With college basketball season finally over, many UT students have been left with busted brackets and shattered dreams (unless they’re Villanova fans.)  The term “busted bracket” refers to the failure of college basketball aficionados’ (or lack thereof) attempts at having a perfect March Madness bracket.

    In an story, some bracket experts, also known as bracketologists, see the possibility of having the perfect bracket as low as one in 9.2 quintillion. However, others such as Jeff Bergen, a mathematics professor at Depaul University say that there’s a one in 128 billion chance of success. Regardless, the chances of achieving this endeavor is next to impossible.

    One casualty in the quest for a perfect bracket is sophomore sport management major David Latrella who had Kansas taking home the National Championship. Unfortunately for Latrella, Kansas fell short as they faltered to Villanova in the Elite Eight 64-59 on March 26. Notably, the matchup that led to the immediate disposal of brackets into the trash was No. 2 seed Michigan State’s collapse against the hopeless No. 15 seed Middle Tennessee State University in the Round of 64.

“If I could go back and change a prediction, I would change Michigan State making it to the finals,” Latrella said.

Even though Michigan State busted Latrella’s bracket, he also had some good fortune as he selected Round of 64 upsets such as No. 11 seeds Wichita State and Northern Iowa over No. 6 seeds Arizona and Texas, respectively. In addition, he also penciled in No. 12 seed Arkansas-Little Rock over No. 5 seed Purdue in another Round of 64 upset. “It’s unfortunate that my bracket wasn’t perfect but there’s always next year,” Latrella said.

    Fellow sophomore sport management major Geoff Sobotka also had Michigan State in the National Championship game but his trust in Purdue seemed to smother his opportunity of perfection altogether. “I had a a lot of faith by putting them in the Sweet 16,” he said. “It looked like an easy way for them… guess I was wrong.”

    Yet, Sobotka got the last laugh after his prediction of Villanova winning it all came true after a Kris Jenkins buzzer beater.

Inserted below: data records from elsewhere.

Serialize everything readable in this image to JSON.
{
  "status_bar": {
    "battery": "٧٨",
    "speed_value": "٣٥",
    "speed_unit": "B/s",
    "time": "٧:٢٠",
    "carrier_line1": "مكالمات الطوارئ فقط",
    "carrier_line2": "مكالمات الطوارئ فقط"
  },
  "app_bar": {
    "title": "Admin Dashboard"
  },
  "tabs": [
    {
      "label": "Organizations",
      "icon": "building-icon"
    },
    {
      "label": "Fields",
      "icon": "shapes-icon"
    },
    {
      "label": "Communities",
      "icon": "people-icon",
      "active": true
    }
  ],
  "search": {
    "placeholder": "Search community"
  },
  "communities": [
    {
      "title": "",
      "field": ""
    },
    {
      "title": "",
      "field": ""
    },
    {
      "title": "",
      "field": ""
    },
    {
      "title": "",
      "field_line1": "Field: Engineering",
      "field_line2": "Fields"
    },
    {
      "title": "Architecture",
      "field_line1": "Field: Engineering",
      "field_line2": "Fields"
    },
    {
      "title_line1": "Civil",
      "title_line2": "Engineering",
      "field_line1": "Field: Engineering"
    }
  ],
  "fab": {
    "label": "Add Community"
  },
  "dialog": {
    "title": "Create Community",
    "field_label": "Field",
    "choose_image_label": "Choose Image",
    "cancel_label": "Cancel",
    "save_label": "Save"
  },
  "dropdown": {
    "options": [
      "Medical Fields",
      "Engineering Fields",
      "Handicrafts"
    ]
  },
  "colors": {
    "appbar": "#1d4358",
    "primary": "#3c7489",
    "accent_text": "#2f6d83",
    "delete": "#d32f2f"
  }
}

Jenkins sealed a 77-74 victory and the program’s second National Title with the shot. “I just had a feeling,” Sobotka said. “I’m much happier that they (Villanova) are in the Final and my bracket sucked.”

    Despite the fact Latrella and Sobotka decided to take risks in their NCAA Brackets, senior advertising and public relations major Corey Maino went the safer route in his bracket selection. His Final Four consisted of No. 1 seed Kansas versus No. 2 seed Oklahoma and No. 1 seed North Carolina against the aforementioned Michigan State. When Kansas lost to Villanova in the Elite Eight, Maino called it quits on his bracket. “I just thought Kansas was the best team and most consistent all season,” he said.

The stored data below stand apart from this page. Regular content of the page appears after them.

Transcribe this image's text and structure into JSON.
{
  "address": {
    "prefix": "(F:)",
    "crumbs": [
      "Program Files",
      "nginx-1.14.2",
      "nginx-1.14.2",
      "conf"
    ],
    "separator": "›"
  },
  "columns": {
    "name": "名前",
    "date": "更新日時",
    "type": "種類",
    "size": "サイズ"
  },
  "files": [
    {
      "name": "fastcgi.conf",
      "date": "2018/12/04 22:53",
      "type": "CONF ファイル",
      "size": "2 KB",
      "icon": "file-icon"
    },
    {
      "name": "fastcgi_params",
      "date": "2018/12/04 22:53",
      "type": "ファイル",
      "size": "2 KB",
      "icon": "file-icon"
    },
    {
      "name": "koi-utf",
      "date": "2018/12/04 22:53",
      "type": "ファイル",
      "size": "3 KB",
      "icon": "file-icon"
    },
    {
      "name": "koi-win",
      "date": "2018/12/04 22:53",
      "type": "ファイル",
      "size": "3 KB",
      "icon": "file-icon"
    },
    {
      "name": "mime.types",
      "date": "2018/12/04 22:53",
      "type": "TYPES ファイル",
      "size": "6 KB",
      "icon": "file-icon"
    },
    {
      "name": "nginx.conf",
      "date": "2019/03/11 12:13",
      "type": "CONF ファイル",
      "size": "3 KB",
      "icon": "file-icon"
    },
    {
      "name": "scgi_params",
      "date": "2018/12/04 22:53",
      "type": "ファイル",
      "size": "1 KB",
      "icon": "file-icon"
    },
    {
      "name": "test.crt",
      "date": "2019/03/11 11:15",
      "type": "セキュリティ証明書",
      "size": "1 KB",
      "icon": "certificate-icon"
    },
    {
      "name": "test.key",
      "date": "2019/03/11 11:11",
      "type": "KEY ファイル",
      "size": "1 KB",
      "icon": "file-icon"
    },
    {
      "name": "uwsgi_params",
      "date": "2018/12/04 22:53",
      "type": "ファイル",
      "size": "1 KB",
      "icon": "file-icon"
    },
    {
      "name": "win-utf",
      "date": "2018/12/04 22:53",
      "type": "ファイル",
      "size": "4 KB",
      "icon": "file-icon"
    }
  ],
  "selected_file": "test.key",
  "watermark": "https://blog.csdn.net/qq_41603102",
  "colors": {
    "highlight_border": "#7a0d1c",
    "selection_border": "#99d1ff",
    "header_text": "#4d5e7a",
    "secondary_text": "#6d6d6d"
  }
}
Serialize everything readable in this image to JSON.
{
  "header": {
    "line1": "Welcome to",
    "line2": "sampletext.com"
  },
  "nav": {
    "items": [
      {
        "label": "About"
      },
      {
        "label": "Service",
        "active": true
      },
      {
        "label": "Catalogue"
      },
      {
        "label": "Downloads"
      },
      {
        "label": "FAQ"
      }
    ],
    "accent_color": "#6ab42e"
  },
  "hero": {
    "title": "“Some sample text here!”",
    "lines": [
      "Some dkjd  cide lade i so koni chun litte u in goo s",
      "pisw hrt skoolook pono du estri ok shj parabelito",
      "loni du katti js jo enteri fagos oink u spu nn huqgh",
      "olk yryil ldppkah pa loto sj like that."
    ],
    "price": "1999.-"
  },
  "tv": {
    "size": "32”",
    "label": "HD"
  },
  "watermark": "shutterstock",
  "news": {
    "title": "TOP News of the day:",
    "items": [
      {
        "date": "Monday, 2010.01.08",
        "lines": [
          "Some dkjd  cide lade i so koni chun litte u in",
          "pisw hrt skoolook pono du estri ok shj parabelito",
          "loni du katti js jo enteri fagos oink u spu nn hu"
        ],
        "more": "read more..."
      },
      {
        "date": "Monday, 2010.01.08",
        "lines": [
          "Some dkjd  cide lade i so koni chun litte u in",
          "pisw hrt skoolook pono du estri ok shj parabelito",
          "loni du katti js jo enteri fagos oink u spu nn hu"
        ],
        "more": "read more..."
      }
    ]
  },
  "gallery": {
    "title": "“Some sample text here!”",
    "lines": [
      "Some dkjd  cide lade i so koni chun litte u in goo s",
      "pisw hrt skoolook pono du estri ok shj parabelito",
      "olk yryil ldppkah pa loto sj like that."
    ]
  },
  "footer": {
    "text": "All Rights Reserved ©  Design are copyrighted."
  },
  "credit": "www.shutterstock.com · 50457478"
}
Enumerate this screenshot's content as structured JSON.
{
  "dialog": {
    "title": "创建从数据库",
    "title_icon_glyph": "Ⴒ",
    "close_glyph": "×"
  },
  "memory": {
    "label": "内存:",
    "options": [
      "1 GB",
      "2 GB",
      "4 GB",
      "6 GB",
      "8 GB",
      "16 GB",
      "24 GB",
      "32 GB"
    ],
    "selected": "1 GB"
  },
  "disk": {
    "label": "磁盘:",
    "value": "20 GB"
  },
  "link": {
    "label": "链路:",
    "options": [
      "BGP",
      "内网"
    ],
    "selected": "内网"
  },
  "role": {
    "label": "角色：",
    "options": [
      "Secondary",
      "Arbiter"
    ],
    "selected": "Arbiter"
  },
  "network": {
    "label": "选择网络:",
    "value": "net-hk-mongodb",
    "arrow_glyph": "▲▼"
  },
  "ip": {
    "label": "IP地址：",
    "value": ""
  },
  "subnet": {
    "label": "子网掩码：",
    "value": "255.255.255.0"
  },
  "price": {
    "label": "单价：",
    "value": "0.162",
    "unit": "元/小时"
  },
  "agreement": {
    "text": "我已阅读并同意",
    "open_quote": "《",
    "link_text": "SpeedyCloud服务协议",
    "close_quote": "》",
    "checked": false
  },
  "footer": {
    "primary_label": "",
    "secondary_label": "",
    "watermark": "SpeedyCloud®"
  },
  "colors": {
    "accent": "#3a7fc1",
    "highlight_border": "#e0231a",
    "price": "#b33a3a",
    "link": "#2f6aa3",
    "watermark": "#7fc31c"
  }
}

    Though his bracket wasn’t close to being perfect, the Syracuse fan was happy to see his team go all the way to the Final Four. “Syracuse’s run was incredible… It shows that if you’re in the Tournament, you never know what can happen.” The feisty No. 10 seeded Orange were eliminated by North Carolina 83-66 on Saturday night, but the March standouts had impressive come from behind victories over both Gonzaga and Virginia.

    In another piece by Davidson University math and computer science professor Tim Chartier, only four teams have won more than three games in the Tournament (2.3 percent) and only two teams have ever won four games in March Madness (4.5 percent).

    UT students are not the only ones to be victims of winning an almost impossible numbers game that March Madness brackets are defined as but it’s one that is almost too tempting to pass up for any sports junkie. Next March will most likely be just as crazy as the one before it and UT students will eat it right up just like the rest of nation.